Woolworths has been communicating its safer stores programme to teams, including through roadshows, to get the word to its nearly 22,000 employees across New Zealand. Around 18,500 of those are across 194 supermarkets, with the majority working on the shopfloor and front line.

The organisation recently updated its conflict principles to simplify to four: stay calm, stay a safe distance, avoid physical contact, and stay inside the store.

Those principles are regularly reviewed, including with advice from the police, to check they’re still applicable.

“It’s very hard for the team at the front line to be following these principles and see offenders walking out with trolleys or see someone being aggressive and know how you’re going to respond in that moment,” says Wren.

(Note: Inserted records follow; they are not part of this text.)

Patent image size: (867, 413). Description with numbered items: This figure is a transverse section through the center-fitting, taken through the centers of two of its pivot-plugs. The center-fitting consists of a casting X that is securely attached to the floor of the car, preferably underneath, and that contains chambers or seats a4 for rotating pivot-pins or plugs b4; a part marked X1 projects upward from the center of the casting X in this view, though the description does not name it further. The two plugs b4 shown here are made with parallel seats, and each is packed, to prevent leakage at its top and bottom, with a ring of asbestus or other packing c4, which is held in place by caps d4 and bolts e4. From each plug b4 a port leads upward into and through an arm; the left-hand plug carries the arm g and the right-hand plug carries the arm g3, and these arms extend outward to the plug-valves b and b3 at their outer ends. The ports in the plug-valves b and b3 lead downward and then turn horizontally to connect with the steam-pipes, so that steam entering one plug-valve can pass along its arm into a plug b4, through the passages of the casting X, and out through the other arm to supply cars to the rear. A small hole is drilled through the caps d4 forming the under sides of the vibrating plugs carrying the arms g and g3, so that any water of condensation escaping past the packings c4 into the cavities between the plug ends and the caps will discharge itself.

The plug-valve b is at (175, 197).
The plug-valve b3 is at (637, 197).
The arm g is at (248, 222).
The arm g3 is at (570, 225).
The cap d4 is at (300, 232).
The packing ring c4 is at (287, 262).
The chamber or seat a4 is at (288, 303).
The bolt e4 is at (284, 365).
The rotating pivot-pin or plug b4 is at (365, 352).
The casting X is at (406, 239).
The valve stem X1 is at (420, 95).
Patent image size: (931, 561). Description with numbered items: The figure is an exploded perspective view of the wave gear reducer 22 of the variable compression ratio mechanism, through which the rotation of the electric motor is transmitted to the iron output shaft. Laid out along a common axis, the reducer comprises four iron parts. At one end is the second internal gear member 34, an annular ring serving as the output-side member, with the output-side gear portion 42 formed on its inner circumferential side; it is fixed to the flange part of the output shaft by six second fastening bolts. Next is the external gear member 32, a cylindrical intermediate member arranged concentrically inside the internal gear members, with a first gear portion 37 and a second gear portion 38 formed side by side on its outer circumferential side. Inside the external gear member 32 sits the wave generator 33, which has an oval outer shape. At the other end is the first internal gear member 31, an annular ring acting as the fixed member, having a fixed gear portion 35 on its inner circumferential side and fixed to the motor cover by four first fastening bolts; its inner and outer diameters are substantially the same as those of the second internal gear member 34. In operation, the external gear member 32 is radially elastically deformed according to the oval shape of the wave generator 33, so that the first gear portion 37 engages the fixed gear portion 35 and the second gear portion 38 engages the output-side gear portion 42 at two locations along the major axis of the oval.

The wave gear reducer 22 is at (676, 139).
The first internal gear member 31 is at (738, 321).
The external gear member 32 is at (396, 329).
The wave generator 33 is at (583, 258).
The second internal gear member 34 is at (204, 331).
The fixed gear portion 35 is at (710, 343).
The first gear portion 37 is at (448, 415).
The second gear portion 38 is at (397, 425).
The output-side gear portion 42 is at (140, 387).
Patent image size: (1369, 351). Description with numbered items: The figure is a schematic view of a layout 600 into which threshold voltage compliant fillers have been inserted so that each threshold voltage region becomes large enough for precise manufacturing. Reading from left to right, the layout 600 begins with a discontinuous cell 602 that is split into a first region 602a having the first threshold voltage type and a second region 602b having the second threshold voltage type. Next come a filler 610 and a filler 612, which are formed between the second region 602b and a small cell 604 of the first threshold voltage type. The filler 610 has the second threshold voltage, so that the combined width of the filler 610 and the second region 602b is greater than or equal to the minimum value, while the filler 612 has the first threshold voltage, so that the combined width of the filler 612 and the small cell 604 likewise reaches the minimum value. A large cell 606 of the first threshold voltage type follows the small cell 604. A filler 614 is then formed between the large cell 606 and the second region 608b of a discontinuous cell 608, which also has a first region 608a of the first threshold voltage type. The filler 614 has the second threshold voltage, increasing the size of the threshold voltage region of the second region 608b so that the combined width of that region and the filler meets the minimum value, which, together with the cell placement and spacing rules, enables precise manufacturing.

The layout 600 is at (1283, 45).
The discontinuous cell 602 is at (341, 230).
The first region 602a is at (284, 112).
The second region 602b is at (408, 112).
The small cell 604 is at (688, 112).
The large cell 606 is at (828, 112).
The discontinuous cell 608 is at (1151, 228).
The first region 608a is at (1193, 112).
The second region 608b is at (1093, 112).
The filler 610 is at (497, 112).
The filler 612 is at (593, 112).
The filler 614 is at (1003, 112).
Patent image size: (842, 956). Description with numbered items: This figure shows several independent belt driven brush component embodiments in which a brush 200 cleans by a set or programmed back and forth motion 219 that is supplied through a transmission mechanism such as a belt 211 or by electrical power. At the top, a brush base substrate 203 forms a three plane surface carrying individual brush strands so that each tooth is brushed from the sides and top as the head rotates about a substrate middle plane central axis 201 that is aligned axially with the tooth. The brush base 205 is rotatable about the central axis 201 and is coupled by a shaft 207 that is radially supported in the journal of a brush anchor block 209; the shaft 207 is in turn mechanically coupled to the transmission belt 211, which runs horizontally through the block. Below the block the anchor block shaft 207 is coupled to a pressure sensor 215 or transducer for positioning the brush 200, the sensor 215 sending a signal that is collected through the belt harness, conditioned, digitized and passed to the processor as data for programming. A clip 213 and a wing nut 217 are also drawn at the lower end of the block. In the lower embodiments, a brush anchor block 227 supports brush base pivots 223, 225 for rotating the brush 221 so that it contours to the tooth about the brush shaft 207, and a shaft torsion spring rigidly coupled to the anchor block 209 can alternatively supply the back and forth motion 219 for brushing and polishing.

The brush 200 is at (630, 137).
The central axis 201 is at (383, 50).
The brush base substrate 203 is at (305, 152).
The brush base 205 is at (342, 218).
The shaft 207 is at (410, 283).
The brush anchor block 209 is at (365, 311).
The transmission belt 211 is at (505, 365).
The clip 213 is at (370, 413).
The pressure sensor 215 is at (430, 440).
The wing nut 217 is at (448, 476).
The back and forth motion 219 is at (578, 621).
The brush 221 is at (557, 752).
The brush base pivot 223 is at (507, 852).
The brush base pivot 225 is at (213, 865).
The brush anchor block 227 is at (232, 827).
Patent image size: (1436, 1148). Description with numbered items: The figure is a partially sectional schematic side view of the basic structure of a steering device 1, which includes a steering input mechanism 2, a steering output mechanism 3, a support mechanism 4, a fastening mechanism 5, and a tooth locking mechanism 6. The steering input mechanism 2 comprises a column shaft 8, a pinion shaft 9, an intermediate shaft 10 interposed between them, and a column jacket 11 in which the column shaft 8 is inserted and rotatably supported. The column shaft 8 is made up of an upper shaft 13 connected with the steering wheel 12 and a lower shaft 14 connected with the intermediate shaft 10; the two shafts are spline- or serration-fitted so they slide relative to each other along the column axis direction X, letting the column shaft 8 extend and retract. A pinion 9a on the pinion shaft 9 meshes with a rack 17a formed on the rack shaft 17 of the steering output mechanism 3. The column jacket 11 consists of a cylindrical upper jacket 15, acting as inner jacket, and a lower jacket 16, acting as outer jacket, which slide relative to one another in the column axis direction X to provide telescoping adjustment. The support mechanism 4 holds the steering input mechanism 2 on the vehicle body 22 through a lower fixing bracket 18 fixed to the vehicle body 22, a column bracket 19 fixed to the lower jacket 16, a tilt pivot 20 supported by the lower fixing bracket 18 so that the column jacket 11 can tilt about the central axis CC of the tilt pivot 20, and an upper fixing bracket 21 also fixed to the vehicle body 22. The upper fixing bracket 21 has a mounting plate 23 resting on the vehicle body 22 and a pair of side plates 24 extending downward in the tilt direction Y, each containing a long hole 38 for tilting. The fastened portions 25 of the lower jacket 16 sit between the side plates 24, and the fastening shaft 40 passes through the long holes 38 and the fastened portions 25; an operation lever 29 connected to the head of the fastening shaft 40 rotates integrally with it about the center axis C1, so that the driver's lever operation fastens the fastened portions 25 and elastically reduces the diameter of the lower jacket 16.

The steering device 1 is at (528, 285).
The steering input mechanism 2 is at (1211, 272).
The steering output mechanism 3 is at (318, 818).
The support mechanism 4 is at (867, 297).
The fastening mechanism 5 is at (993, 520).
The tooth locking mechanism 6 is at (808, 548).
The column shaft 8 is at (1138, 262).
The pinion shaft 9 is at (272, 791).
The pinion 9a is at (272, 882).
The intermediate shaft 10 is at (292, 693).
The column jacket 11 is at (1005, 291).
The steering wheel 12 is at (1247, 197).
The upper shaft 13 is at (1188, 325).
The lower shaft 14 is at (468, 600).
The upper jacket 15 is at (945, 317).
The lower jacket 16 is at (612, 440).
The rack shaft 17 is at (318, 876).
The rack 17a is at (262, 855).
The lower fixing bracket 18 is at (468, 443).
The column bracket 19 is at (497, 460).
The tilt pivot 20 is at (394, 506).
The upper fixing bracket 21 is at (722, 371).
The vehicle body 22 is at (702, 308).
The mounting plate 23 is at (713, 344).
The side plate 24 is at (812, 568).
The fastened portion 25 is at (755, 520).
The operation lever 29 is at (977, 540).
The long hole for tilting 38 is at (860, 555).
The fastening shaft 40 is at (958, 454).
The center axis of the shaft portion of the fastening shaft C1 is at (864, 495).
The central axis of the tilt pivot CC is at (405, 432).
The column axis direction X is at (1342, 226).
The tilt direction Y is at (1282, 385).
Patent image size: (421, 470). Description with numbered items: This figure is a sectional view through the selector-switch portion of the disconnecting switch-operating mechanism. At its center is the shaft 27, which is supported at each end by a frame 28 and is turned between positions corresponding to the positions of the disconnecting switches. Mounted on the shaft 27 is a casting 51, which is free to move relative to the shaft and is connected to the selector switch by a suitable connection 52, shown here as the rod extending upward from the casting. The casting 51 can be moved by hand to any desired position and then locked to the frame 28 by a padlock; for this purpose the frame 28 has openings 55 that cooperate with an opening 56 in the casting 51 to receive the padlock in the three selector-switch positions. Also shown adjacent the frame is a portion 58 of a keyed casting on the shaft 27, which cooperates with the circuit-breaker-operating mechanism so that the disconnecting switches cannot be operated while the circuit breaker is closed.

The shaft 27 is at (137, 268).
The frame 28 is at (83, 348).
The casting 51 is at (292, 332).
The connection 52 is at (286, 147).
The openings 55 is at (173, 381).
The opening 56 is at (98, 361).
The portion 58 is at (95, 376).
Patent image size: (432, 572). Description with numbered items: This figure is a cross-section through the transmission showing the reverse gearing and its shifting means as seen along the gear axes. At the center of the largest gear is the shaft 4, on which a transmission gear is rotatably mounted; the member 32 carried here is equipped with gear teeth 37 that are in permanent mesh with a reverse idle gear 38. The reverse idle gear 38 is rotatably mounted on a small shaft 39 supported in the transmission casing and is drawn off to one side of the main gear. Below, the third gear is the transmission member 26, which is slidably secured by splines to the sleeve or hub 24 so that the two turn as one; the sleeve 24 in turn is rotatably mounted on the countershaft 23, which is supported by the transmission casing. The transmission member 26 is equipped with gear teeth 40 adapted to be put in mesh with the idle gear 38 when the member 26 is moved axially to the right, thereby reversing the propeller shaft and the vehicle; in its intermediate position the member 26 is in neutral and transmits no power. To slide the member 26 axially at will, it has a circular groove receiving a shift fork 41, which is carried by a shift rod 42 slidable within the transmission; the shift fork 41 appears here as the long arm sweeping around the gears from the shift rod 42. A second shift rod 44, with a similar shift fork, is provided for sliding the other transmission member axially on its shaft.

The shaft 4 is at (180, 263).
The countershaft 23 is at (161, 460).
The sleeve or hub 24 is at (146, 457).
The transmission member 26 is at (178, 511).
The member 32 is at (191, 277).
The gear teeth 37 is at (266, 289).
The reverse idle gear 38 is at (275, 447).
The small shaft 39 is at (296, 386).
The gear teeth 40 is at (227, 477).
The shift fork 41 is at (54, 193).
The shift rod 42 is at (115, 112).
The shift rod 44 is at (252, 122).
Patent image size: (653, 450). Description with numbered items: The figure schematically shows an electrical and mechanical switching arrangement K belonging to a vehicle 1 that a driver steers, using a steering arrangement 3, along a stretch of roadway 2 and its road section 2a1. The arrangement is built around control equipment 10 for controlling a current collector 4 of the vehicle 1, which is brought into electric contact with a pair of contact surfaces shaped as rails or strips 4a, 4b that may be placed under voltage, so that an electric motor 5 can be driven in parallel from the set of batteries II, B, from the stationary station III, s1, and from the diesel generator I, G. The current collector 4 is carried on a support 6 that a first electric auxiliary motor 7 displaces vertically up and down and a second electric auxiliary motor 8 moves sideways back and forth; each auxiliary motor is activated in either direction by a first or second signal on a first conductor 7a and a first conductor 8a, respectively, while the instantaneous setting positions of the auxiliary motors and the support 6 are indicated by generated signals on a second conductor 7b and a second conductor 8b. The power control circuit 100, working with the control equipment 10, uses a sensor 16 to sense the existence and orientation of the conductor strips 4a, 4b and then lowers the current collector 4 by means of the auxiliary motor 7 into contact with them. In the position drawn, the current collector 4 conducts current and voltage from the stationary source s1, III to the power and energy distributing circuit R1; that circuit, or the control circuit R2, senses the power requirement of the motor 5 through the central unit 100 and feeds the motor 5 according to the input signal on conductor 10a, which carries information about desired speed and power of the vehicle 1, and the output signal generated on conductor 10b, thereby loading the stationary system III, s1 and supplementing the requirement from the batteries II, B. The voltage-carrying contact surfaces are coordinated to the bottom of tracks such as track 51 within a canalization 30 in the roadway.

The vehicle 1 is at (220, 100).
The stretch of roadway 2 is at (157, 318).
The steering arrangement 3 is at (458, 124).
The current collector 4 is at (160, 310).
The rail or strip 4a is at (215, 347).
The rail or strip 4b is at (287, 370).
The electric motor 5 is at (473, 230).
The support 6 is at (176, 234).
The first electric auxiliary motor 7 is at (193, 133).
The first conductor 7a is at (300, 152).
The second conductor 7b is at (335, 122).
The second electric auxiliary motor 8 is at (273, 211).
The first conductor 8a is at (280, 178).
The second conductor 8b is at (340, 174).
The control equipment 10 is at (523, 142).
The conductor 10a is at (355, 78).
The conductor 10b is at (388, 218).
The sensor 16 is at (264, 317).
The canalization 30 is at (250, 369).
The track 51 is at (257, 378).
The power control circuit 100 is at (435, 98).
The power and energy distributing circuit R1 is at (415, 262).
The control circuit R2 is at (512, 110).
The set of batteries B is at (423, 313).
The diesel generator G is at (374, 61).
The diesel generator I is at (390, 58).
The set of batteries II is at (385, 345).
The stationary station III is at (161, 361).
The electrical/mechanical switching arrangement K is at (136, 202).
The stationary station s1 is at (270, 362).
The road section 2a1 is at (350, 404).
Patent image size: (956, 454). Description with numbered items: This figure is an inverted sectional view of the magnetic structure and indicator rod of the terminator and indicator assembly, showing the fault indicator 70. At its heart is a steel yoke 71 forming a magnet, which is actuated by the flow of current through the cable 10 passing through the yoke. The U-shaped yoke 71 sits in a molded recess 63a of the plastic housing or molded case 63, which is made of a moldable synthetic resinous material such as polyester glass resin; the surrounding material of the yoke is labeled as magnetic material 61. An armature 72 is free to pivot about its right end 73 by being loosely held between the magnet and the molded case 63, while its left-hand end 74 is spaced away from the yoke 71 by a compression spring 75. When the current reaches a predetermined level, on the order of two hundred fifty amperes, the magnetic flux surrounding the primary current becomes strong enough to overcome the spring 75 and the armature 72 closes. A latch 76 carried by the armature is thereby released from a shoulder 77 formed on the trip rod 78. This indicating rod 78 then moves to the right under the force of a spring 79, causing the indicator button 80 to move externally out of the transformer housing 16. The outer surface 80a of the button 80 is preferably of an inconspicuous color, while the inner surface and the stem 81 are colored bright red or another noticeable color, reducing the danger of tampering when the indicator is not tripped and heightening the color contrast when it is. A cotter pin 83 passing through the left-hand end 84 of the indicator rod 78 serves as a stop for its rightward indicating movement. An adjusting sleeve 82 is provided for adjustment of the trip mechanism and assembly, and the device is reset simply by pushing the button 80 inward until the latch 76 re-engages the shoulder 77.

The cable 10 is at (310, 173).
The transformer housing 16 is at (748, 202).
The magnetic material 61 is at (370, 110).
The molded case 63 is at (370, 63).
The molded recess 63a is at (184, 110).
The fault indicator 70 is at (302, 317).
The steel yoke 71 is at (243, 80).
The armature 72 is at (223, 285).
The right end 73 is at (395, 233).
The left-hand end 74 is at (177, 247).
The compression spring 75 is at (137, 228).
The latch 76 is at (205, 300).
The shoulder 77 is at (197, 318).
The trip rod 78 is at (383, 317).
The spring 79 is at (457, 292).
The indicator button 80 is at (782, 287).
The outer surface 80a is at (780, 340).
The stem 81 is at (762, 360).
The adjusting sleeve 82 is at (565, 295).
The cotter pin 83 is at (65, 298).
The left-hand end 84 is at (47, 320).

Additional factors come to the fore when employees follow protocol and don’t intervene, but members of the public might respond. One customer confronting a shoplifter recently was threatened by the perpetrator with a knife.

Store redesign is something also being looked at, but will take longer to roll out.

Work will continue with further adaptations in response to employee feedback, says Wren, especially following the rise in number of cases of breaking and entering earlier this year in New Zealand. These could be site by site or right across the business.

It’s vital that the organisation continues to back up results from feedback with action, she says.

“The importance of team and customer safety is our number one [priority]. There’s absolute relief and gratitude that we are now mobilizing a workflow with a team of people to deploy control.

“Across the board, we’re getting very good feedback and what will be even better is once we land more of these controls and our teams feel safer and know that we've absolutely got their back.”